Similarly, this action was shortsighted against ‘tariff man’ Donald Trump who has no problem limiting access to markets.
In fact the neo-liberal doctrine of free-markets that had been followed so blindly after the fall of the Soviet Union and failed disastrously with the emergence of the Chinese state (as a superpower and now as a bad actor) is unequivocally a thing of the past. The battle-ground for markets now includes all options.
However the moves came about, this opinion is that MBS’ attempt to cut America out at the knees here will be taken as a final act of bad faith that he will not recover from. His pursuance of dramatic, absolutist and ham-fisted positions where all the toys are thrown out of the cot will see him taken as a child or a madman.
There Will Be Blood
Things are heating up with the Russian involvement in the middle-east. Being a regime of gangsters and stand-over types their strategies are fairly typical and could easily include creating the perception of false disagreements as misdirection.

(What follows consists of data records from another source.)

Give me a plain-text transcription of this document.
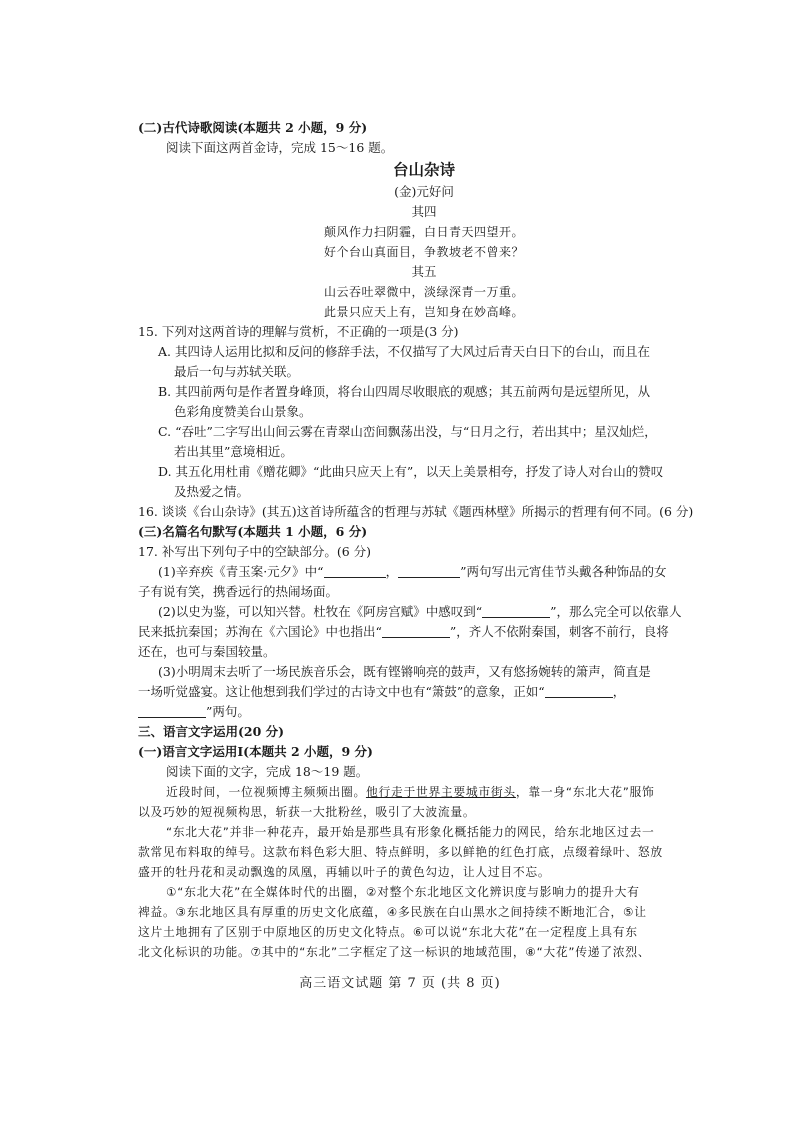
(二)古代诗歌阅读(本题共 2 小题，9 分)
阅读下面这两首金诗，完成 15～16 题。
台山杂诗
(金)元好问
其四
颠风作力扫阴霾，白日青天四望开。
好个台山真面目，争教坡老不曾来？
其五
山云吞吐翠微中，淡绿深青一万重。
此景只应天上有，岂知身在妙高峰。
15. 下列对这两首诗的理解与赏析，不正确的一项是(3 分)
A. 其四诗人运用比拟和反问的修辞手法，不仅描写了大风过后青天白日下的台山，而且在
最后一句与苏轼关联。
B. 其四前两句是作者置身峰顶，将台山四周尽收眼底的观感；其五前两句是远望所见，从
色彩角度赞美台山景象。
C. “吞吐”二字写出山间云雾在青翠山峦间飘荡出没，与“日月之行，若出其中；星汉灿烂，
若出其里”意境相近。
D. 其五化用杜甫《赠花卿》“此曲只应天上有”，以天上美景相夸，抒发了诗人对台山的赞叹
及热爱之情。
16. 谈谈《台山杂诗》(其五)这首诗所蕴含的哲理与苏轼《题西林壁》所揭示的哲理有何不同。(6 分)
(三)名篇名句默写(本题共 1 小题，6 分)
17. 补写出下列句子中的空缺部分。(6 分)
(1)辛弃疾《青玉案·元夕》中“	，	”两句写出元宵佳节头戴各种饰品的女
子有说有笑，携香远行的热闹场面。
(2)以史为鉴，可以知兴替。杜牧在《阿房宫赋》中感叹到“	”，那么完全可以依靠人
民来抵抗秦国；苏洵在《六国论》中也指出“	”，齐人不依附秦国，刺客不前行，良将
还在，也可与秦国较量。
(3)小明周末去听了一场民族音乐会，既有铿锵响亮的鼓声，又有悠扬婉转的箫声，简直是
一场听觉盛宴。这让他想到我们学过的古诗文中也有“箫鼓”的意象，正如“	，
”两句。
三、语言文字运用(20 分)
(一)语言文字运用Ⅰ(本题共 2 小题，9 分)
阅读下面的文字，完成 18～19 题。
近段时间，一位视频博主频频出圈。他行走于世界主要城市街头，靠一身“东北大花”服饰
以及巧妙的短视频构思，斩获一大批粉丝，吸引了大波流量。
“东北大花”并非一种花卉，最开始是那些具有形象化概括能力的网民，给东北地区过去一
款常见布料取的绰号。这款布料色彩大胆、特点鲜明，多以鲜艳的红色打底，点缀着绿叶、怒放
盛开的牡丹花和灵动飘逸的凤凰，再辅以叶子的黄色勾边，让人过目不忘。
①“东北大花”在全媒体时代的出圈，②对整个东北地区文化辨识度与影响力的提升大有
裨益。③东北地区具有厚重的历史文化底蕴，④多民族在白山黑水之间持续不断地汇合，⑤让
这片土地拥有了区别于中原地区的历史文化特点。⑥可以说“东北大花”在一定程度上具有东
北文化标识的功能。⑦其中的“东北”二字框定了这一标识的地域范围，⑧“大花”传递了浓烈、
高三语文试题 第 7 页 (共 8 页)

Whatever the real situation is they lack the nuance to achieve their (20th or even 19th century at best) objectives of a now ancient imperialism. After successfully adopting a strategic goal of developing tactical assets to counter the Western worlds ethereal theory (on markets, governance, liberalism and globalisation) that could be distilled as Gold, Guns and Oil they may not be able to compete with the new US Foreign Policy that is (finally) now also tactical. It will be interesting to see if the Russian leadership and rank and file are culturally sophisticated enough to pivot on the reinvigorated American foreign policy stances – at the least they must develop some respect for how the US managed to maintain a relative balance in energy markets for so long. Similarly, they have missed an appreciation for the fragility and importance of these markets, that are fully dependent on a western consumer that has already been weaponised against China.
When/If Europe develops leaders like Donald Trump, the emergent trajectory of Russian power would be under stress. In any case there is a big game underway with Russia’s ambitions.

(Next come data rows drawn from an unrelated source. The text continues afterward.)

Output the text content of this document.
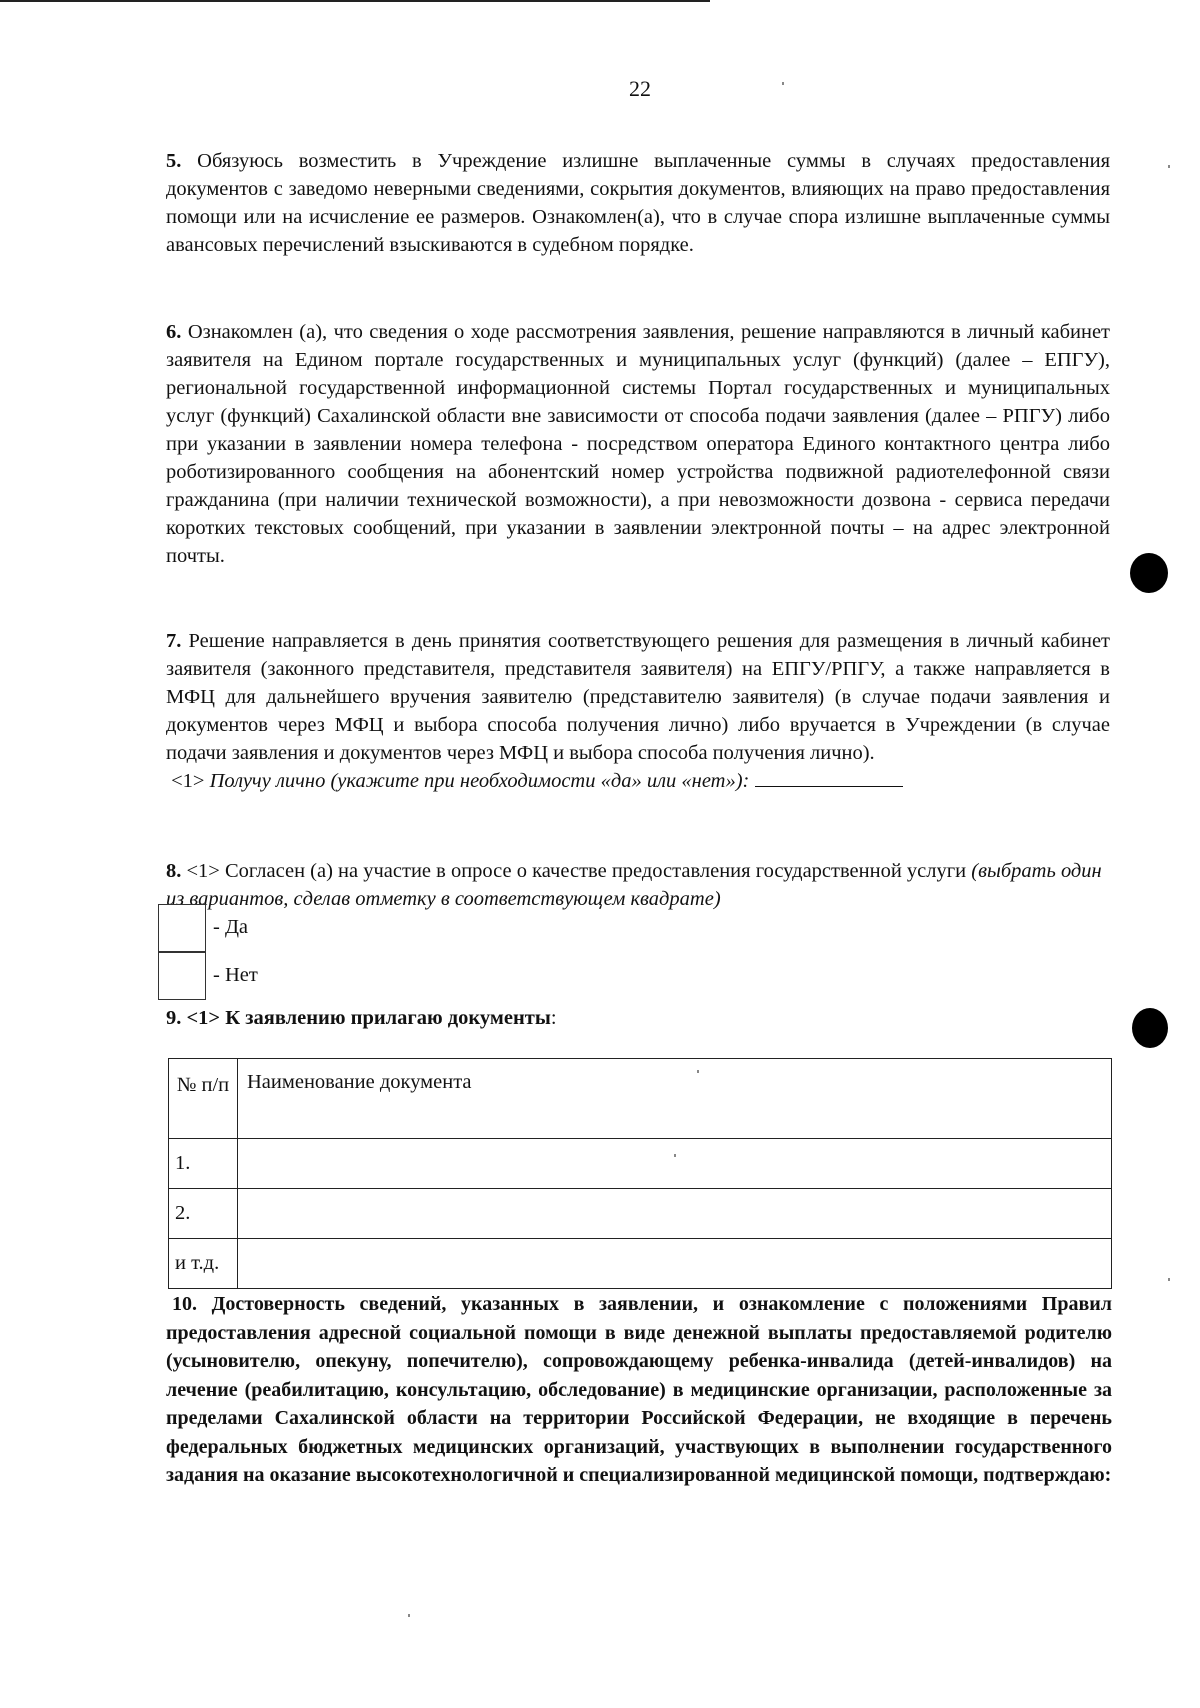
22

5. Обязуюсь возместить в Учреждение излишне выплаченные суммы в случаях предоставления документов с заведомо неверными сведениями, сокрытия документов, влияющих на право предоставления помощи или на исчисление ее размеров. Ознакомлен(а), что в случае спора излишне выплаченные суммы авансовых перечислений взыскиваются в судебном порядке.

6. Ознакомлен (а), что сведения о ходе рассмотрения заявления, решение направляются в личный кабинет заявителя на Едином портале государственных и муниципальных услуг (функций) (далее – ЕПГУ), региональной государственной информационной системы Портал государственных и муниципальных услуг (функций) Сахалинской области вне зависимости от способа подачи заявления (далее – РПГУ) либо при указании в заявлении номера телефона - посредством оператора Единого контактного центра либо роботизированного сообщения на абонентский номер устройства подвижной радиотелефонной связи гражданина (при наличии технической возможности), а при невозможности дозвона - сервиса передачи коротких текстовых сообщений, при указании в заявлении электронной почты – на адрес электронной почты.

7. Решение направляется в день принятия соответствующего решения для размещения в личный кабинет заявителя (законного представителя, представителя заявителя) на ЕПГУ/РПГУ, а также направляется в МФЦ для дальнейшего вручения заявителю (представителю заявителя) (в случае подачи заявления и документов через МФЦ и выбора способа получения лично) либо вручается в Учреждении (в случае подачи заявления и документов через МФЦ и выбора способа получения лично).
<1> Получу лично (укажите при необходимости «да» или «нет»):

8. <1> Согласен (а) на участие в опросе о качестве предоставления государственной услуги (выбрать один из вариантов, сделав отметку в соответствующем квадрате)

- Да
- Нет
9. <1> К заявлению прилагаю документы:
№ п/п	Наименование документа
1.	
2.	
и т.д.	

10. Достоверность сведений, указанных в заявлении, и ознакомление с положениями Правил предоставления адресной социальной помощи в виде денежной выплаты предоставляемой родителю (усыновителю, опекуну, попечителю), сопровождающему ребенка-инвалида (детей-инвалидов) на лечение (реабилитацию, консультацию, обследование) в медицинские организации, расположенные за пределами Сахалинской области на территории Российской Федерации, не входящие в перечень федеральных бюджетных медицинских организаций, участвующих в выполнении государственного задания на оказание высокотехнологичной и специализированной медицинской помощи, подтверждаю:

Overall, this geo-political situation has massive implications for the petro-dollar, for the USD as a reserve currency as well as potentially generating massive bad debt in the US. It diminishes US importance and relevance in the Middle-East, risks the future of the state of Israel, the future of Europe and promotes the development of a situation that the UN Secretary-General warned against last year – the emergency of two global trading blocs. Do we add Saudi Arabia to Russia, Iran, China, North Korea and Turkey acting as malcontents to the global order?
Part of the solution ought to be, as always, Buy Bitcoin.